To measure how accurately this ANN matched the whole input dataset (each set of MR modalities for all voxels) with the entire outcome set (each voxel in all 3-month T2WI studies), as shown in Figure 2-A, the ANN's CCF which is the ratio of the accumulated number of voxels successfully classified by the ANN, divided by the number of all voxels shown to the ANN at specific epoch was generated at different levels of epochs during the leave-one-out validation procedure.
True-Positive-Fraction (TPF), sensitivity, is the fraction of voxels that actually are lesion and are correctly predicted as lesion. True-Negative-Fraction (TNF), specificity, is the fraction of voxels that actually are normal and are correctly predicted as normal. False-Positive-Fraction (FPF) is equal to (1-specificity) and is considered as the confidence level (CL). Thus at each confidence level (1-specificity), the AUROC is proportional to the TPF which is proportional to the Correct Classification Fraction Each , . The Area Under the Correct Classification Fraction (AUCCF), which is proportional to the AUROC (Az) value, was used as an index to compare the ANN's performance, to determine the optimal architecture of the ANN, and to find the ANN termination error , . True-Positive-Fraction (TPF), sensitivity, is the fraction of voxels that actually are lesion and are correctly predicted as lesion. KFCV (leave-one-out) set was trained until its error was below a defined termination error (i.e., the point at which the training procedure was stopped).
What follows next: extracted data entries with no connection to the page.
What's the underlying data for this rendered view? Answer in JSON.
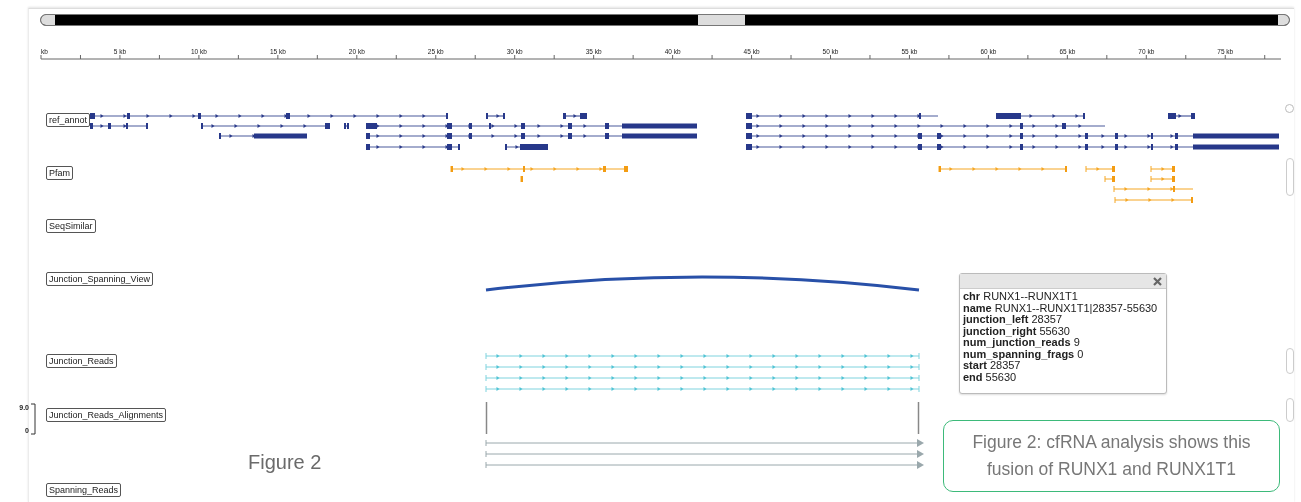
{
  "ruler": {
    "ticks": [
      "kb",
      "5 kb",
      "10 kb",
      "15 kb",
      "20 kb",
      "25 kb",
      "30 kb",
      "35 kb",
      "40 kb",
      "45 kb",
      "50 kb",
      "55 kb",
      "60 kb",
      "65 kb",
      "70 kb",
      "75 kb"
    ]
  },
  "tracks": [
    {
      "label": "ref_annot"
    },
    {
      "label": "Pfam"
    },
    {
      "label": "SeqSimilar"
    },
    {
      "label": "Junction_Spanning_View"
    },
    {
      "label": "Junction_Reads"
    },
    {
      "label": "Junction_Reads_Alignments"
    },
    {
      "label": "Spanning_Reads"
    }
  ],
  "alignment_axis": {
    "max": "9.0",
    "min": "0"
  },
  "popup": {
    "fields": [
      {
        "key": "chr",
        "value": "RUNX1--RUNX1T1"
      },
      {
        "key": "name",
        "value": "RUNX1--RUNX1T1|28357-55630"
      },
      {
        "key": "junction_left",
        "value": "28357"
      },
      {
        "key": "junction_right",
        "value": "55630"
      },
      {
        "key": "num_junction_reads",
        "value": "9"
      },
      {
        "key": "num_spanning_frags",
        "value": "0"
      },
      {
        "key": "start",
        "value": "28357"
      },
      {
        "key": "end",
        "value": "55630"
      }
    ]
  },
  "figure_label": "Figure 2",
  "caption": "Figure 2: cfRNA analysis shows this fusion of RUNX1 and RUNX1T1"
}
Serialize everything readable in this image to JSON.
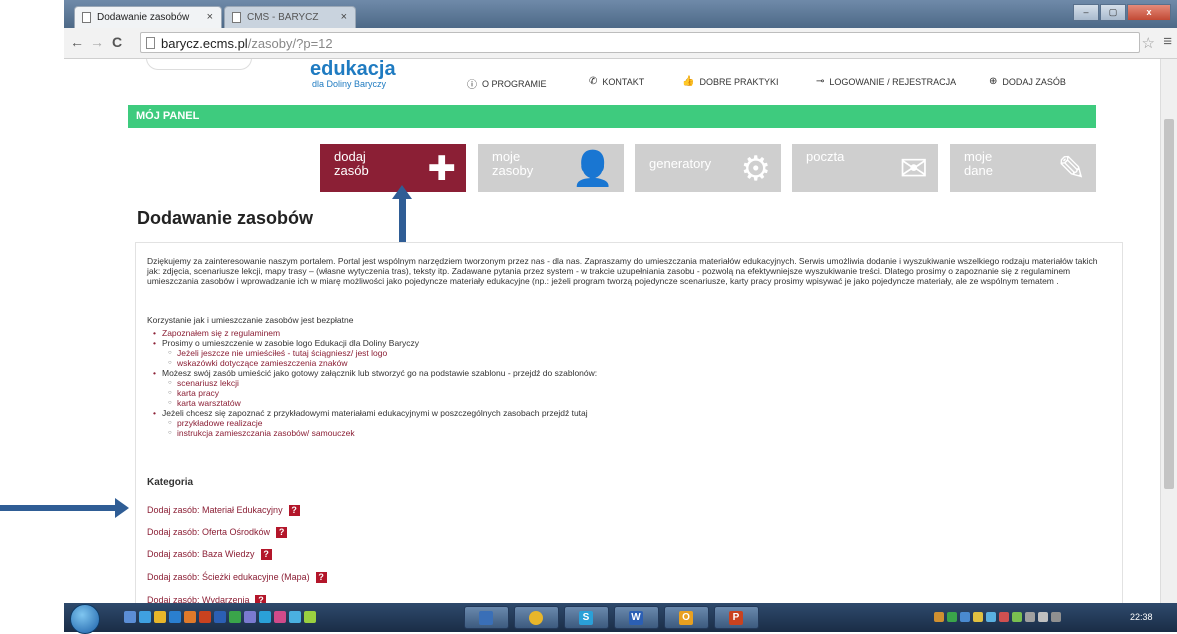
{
  "browser": {
    "tabs": [
      {
        "label": "Dodawanie zasobów",
        "active": true,
        "close": "×"
      },
      {
        "label": "CMS - BARYCZ",
        "active": false,
        "close": "×"
      }
    ],
    "back": "←",
    "forward": "→",
    "reload": "C",
    "url_host": "barycz.ecms.pl",
    "url_path": "/zasoby/?p=12",
    "star": "☆",
    "menu": "≡",
    "window_controls": [
      "‒",
      "▢",
      "x"
    ]
  },
  "site": {
    "logo_big": "edukacja",
    "logo_small": "dla Doliny Baryczy",
    "nav": [
      {
        "label": "O PROGRAMIE",
        "icon": "info-icon",
        "glyph": "ⓘ"
      },
      {
        "label": "KONTAKT",
        "icon": "phone-icon",
        "glyph": "✆"
      },
      {
        "label": "DOBRE PRAKTYKI",
        "icon": "thumb-up-icon",
        "glyph": "👍"
      },
      {
        "label": "LOGOWANIE / REJESTRACJA",
        "icon": "key-icon",
        "glyph": "⊸"
      },
      {
        "label": "DODAJ ZASÓB",
        "icon": "plus-circle-icon",
        "glyph": "⊕"
      }
    ],
    "panel_title": "MÓJ PANEL",
    "tiles": [
      {
        "label": "dodaj\nzasób",
        "icon": "plus-icon",
        "glyph": "✚",
        "active": true
      },
      {
        "label": "moje\nzasoby",
        "icon": "user-icon",
        "glyph": "👤",
        "active": false
      },
      {
        "label": "generatory",
        "icon": "gear-icon",
        "glyph": "⚙",
        "active": false
      },
      {
        "label": "poczta",
        "icon": "mail-icon",
        "glyph": "✉",
        "active": false
      },
      {
        "label": "moje\ndane",
        "icon": "edit-icon",
        "glyph": "✎",
        "active": false
      }
    ],
    "heading": "Dodawanie zasobów",
    "intro": "Dziękujemy za zainteresowanie naszym portalem. Portal jest wspólnym narzędziem tworzonym przez nas - dla nas. Zapraszamy do umieszczania materiałów edukacyjnych. Serwis umożliwia dodanie i wyszukiwanie wszelkiego rodzaju materiałów takich jak: zdjęcia, scenariusze lekcji, mapy trasy – (własne wytyczenia tras), teksty itp. Zadawane pytania przez system - w trakcie uzupełniania zasobu - pozwolą na efektywniejsze wyszukiwanie treści. Dlatego prosimy o zapoznanie się z regulaminem umieszczania zasobów i wprowadzanie ich w miarę możliwości jako pojedyncze materiały edukacyjne (np.: jeżeli program tworzą pojedyncze scenariusze, karty pracy prosimy wpisywać je jako pojedyncze materiały, ale ze wspólnym tematem .",
    "free_note": "Korzystanie jak i umieszczanie zasobów jest bezpłatne",
    "rules": [
      {
        "text": "Zapoznałem się z regulaminem",
        "link": true,
        "sub": false
      },
      {
        "text": "Prosimy o umieszczenie  w zasobie logo Edukacji dla Doliny Baryczy",
        "link": false,
        "sub": false
      },
      {
        "text": "Jeżeli jeszcze nie umieściłeś - tutaj ściągniesz/ jest logo",
        "link": true,
        "sub": true
      },
      {
        "text": "wskazówki dotyczące zamieszczenia znaków",
        "link": true,
        "sub": true
      },
      {
        "text": "Możesz swój zasób umieścić jako gotowy załącznik lub stworzyć go na podstawie szablonu - przejdź do szablonów:",
        "link": false,
        "sub": false
      },
      {
        "text": "scenariusz lekcji",
        "link": true,
        "sub": true
      },
      {
        "text": "karta pracy",
        "link": true,
        "sub": true
      },
      {
        "text": "karta warsztatów",
        "link": true,
        "sub": true
      },
      {
        "text": "Jeżeli chcesz się zapoznać z przykładowymi materiałami edukacyjnymi w poszczególnych zasobach przejdź tutaj",
        "link": false,
        "sub": false
      },
      {
        "text": "przykładowe realizacje",
        "link": true,
        "sub": true
      },
      {
        "text": "instrukcja zamieszczania zasobów/ samouczek",
        "link": true,
        "sub": true
      }
    ],
    "category_heading": "Kategoria",
    "categories": [
      {
        "label": "Dodaj zasób: Materiał Edukacyjny",
        "help": "?"
      },
      {
        "label": "Dodaj zasób: Oferta Ośrodków",
        "help": "?"
      },
      {
        "label": "Dodaj zasób: Baza Wiedzy",
        "help": "?"
      },
      {
        "label": "Dodaj zasób: Ścieżki edukacyjne (Mapa)",
        "help": "?"
      },
      {
        "label": "Dodaj zasób: Wydarzenia",
        "help": "?"
      }
    ]
  },
  "taskbar": {
    "clock": "22:38",
    "pinned": [
      {
        "name": "taskbar-app-1",
        "color": "#3a6fb7"
      },
      {
        "name": "taskbar-chrome",
        "color": "#e8b62a"
      },
      {
        "name": "taskbar-app-s",
        "color": "#2aa0d8",
        "glyph": "S"
      },
      {
        "name": "taskbar-word",
        "color": "#2b5fb4",
        "glyph": "W"
      },
      {
        "name": "taskbar-outlook",
        "color": "#e8a020",
        "glyph": "O"
      },
      {
        "name": "taskbar-powerpoint",
        "color": "#c9421f",
        "glyph": "P"
      }
    ]
  }
}
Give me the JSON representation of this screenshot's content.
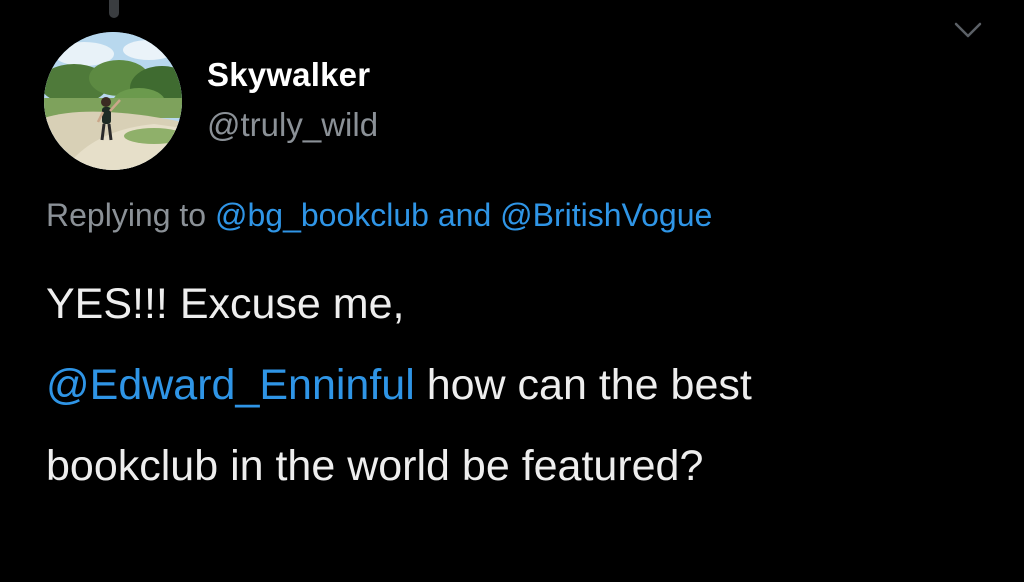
{
  "colors": {
    "background": "#000000",
    "text": "#eeeeee",
    "secondary_text": "#8b9197",
    "link": "#2f95e6"
  },
  "tweet": {
    "user": {
      "display_name": "Skywalker",
      "handle": "@truly_wild",
      "avatar": "avatar-photo-person-on-sandy-path"
    },
    "reply_context": {
      "prefix": "Replying to",
      "mentions": [
        "@bg_bookclub",
        "@BritishVogue"
      ],
      "joiner": "and"
    },
    "body": {
      "line1": "YES!!! Excuse me,",
      "line2_mention": "@Edward_Enninful",
      "line2_text": " how can the best",
      "line3": "bookclub in the world be featured?"
    },
    "menu_icon": "chevron-down-icon"
  }
}
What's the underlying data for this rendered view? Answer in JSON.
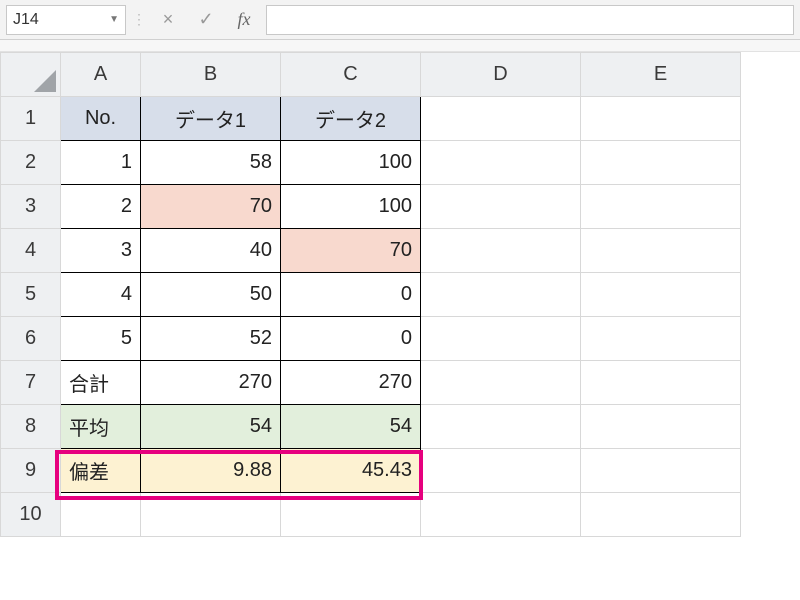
{
  "formula_bar": {
    "cell_ref": "J14",
    "cancel_tip": "×",
    "enter_tip": "✓",
    "fx_label": "fx",
    "value": ""
  },
  "columns": [
    "A",
    "B",
    "C",
    "D",
    "E"
  ],
  "row_numbers": [
    "1",
    "2",
    "3",
    "4",
    "5",
    "6",
    "7",
    "8",
    "9",
    "10"
  ],
  "header": {
    "a": "No.",
    "b": "データ1",
    "c": "データ2"
  },
  "rows": [
    {
      "no": "1",
      "d1": "58",
      "d2": "100"
    },
    {
      "no": "2",
      "d1": "70",
      "d2": "100"
    },
    {
      "no": "3",
      "d1": "40",
      "d2": "70"
    },
    {
      "no": "4",
      "d1": "50",
      "d2": "0"
    },
    {
      "no": "5",
      "d1": "52",
      "d2": "0"
    }
  ],
  "totals": {
    "label": "合計",
    "d1": "270",
    "d2": "270"
  },
  "average": {
    "label": "平均",
    "d1": "54",
    "d2": "54"
  },
  "stdev": {
    "label": "偏差",
    "d1": "9.88",
    "d2": "45.43"
  },
  "chart_data": {
    "type": "table",
    "title": "",
    "columns": [
      "No.",
      "データ1",
      "データ2"
    ],
    "rows": [
      [
        1,
        58,
        100
      ],
      [
        2,
        70,
        100
      ],
      [
        3,
        40,
        70
      ],
      [
        4,
        50,
        0
      ],
      [
        5,
        52,
        0
      ]
    ],
    "summary": {
      "合計": [
        270,
        270
      ],
      "平均": [
        54,
        54
      ],
      "偏差": [
        9.88,
        45.43
      ]
    }
  }
}
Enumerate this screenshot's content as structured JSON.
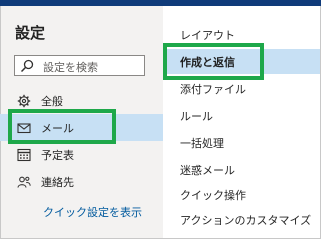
{
  "settings": {
    "title": "設定"
  },
  "search": {
    "placeholder": "設定を検索",
    "icon": "search-icon"
  },
  "nav": [
    {
      "label": "全般",
      "icon": "gear-icon",
      "selected": false
    },
    {
      "label": "メール",
      "icon": "mail-icon",
      "selected": true
    },
    {
      "label": "予定表",
      "icon": "calendar-icon",
      "selected": false
    },
    {
      "label": "連絡先",
      "icon": "people-icon",
      "selected": false
    }
  ],
  "quick_settings_link": "クイック設定を表示",
  "mail_subnav": [
    {
      "label": "レイアウト",
      "selected": false
    },
    {
      "label": "作成と返信",
      "selected": true
    },
    {
      "label": "添付ファイル",
      "selected": false
    },
    {
      "label": "ルール",
      "selected": false
    },
    {
      "label": "一括処理",
      "selected": false
    },
    {
      "label": "迷惑メール",
      "selected": false
    },
    {
      "label": "クイック操作",
      "selected": false
    },
    {
      "label": "アクションのカスタマイズ",
      "selected": false
    }
  ],
  "colors": {
    "top_bar": "#0f3b7a",
    "selected_bg": "#c7e0f4",
    "highlight": "#1ea84a",
    "link": "#005a9e"
  }
}
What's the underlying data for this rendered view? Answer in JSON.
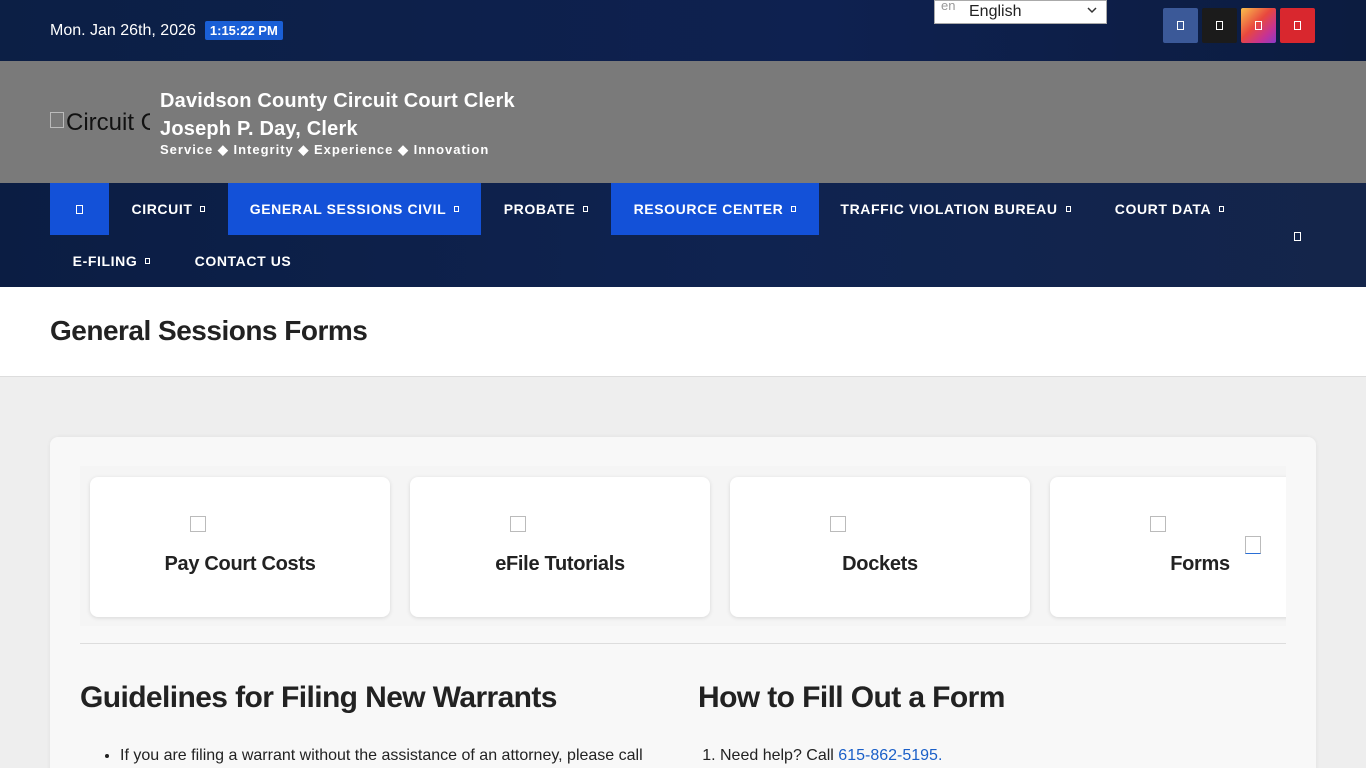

The termination error was set by determining the error at the 10% point of the CCF's plateau.
The number of hidden layer nodes may affect the performance of the ANN classifier , . Since the ANN could not be trained by less than 3 neurons in its first hidden layer, layer and node optimization were done by maximizing the AUCCF value for its second hidden layer as a function of the number of nodes.
Internally, in the ANN, the activation function of the ANN neurons is a sigmoid function that is most easily programmed to work in a polar mode between −1 and 1; the output of the single output neuron is a continuous function with a mean of 1 (range 0–3), since the training set T2WIs were normalized to their mean value (mean value of the brain). To test, optimize and validate the ANN using the CCF, the minimum acceptable interval for the T2WI signal intensity change was calculated and then the values of the ANN output and the gold standard maps of training (T2WI) both were broken down into discrete fragments using a small window (0.05). In order to present an easily understood comparison, the response of the trained ANN was compared to the chronic T2WI (gold standard) by calculating a correlation coefficient using all of the voxel comparisons (with 0.05 windows) available and ROC curve of the optimal ANN.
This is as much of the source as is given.